PHOENIX, Arizona - Led by donations from Canadian councils, the Knights of Columbus bucked the recession this past year to break its own record for fund raising by donating more than $150 million to worldwide charities.

Not only did Ontario Knights lead all 72 jurisdictions in North America and abroad in dollars raised, but on a per-capita basis Canadian councils, led by British Columbia, accounted for nine of the top 14 jurisdictions.

The Knights of Ontario , numbering 57,000 members from more than 500 active councils, gave $9.1 million to local, Canadian and International causes. They were followed by Quebec with $8.5 million. The combined total of $17.6 million from those two provinces accounted for almost 12 per cent of the $150 million donated by Knights worldwide.

“This has been going on for a number of years,” said Ontario state deputy Yvon Robert. “Whenever we ask for something, the people get behind us. It’s like that even though some other jurisdictions have twice as many members as us.”

On a per-capita basis, Ontario members donated $160.87 per Knight. That was second to front-running British Columbia at $213.95.

“It’s not a matter of competition,” Robert said. “It’s a matter of looking after the well being of others.”

Overall, worldwide charitable donations from the Knights increased by $5.1 million last year, representing an improvement, despite the recession, of 3.5 per cent over the previous year. The Knights have contributed more than $1.3 billion to charity over the past decade, according to Supreme Knight Carl Anderson.

“The compassion of Knights is never more clear than when we help those who are suffering from disease and injury,” he said.

The funds go to dozens of worthy causes. Anderson highlighted three of them in his keynote address on Aug. 4 at the Knights annual convention. He announced that the Knights will donate $1 million over the next four years to the Special Olympics; will continue to grow its wheelchair mission, which has distributed 15,000 wheelchairs since 2002 to people around the world; and will expand its KC Coats for Kids program, launched in 2008, into a “significant charitable effort to benefit children in need.”
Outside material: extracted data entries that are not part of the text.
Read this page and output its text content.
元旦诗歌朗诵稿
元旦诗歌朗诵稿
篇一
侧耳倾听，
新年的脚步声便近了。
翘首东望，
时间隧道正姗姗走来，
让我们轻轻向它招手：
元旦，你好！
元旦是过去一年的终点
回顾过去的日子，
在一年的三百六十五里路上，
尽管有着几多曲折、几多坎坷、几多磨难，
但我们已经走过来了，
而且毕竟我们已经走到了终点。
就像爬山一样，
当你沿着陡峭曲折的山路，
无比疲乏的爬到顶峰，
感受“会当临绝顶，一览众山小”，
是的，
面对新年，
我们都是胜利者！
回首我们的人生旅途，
The wheelchair program, in particular, is close to the heart of the Ontario council. It was among the first Canadian councils to join the program and last year sent 250 wheelchairs to Mexico. Robert hopes to increase that number to 500 or more wheelchairs this year by having every council contribute at least one chair each.

“It touched our hearts to see the need for these chairs in Mexico,” Robert said. “We saw men and women who were putting their children on their shoulders to carry them to school. In Mexico City alone there is a need for 150,000 wheelchairs.”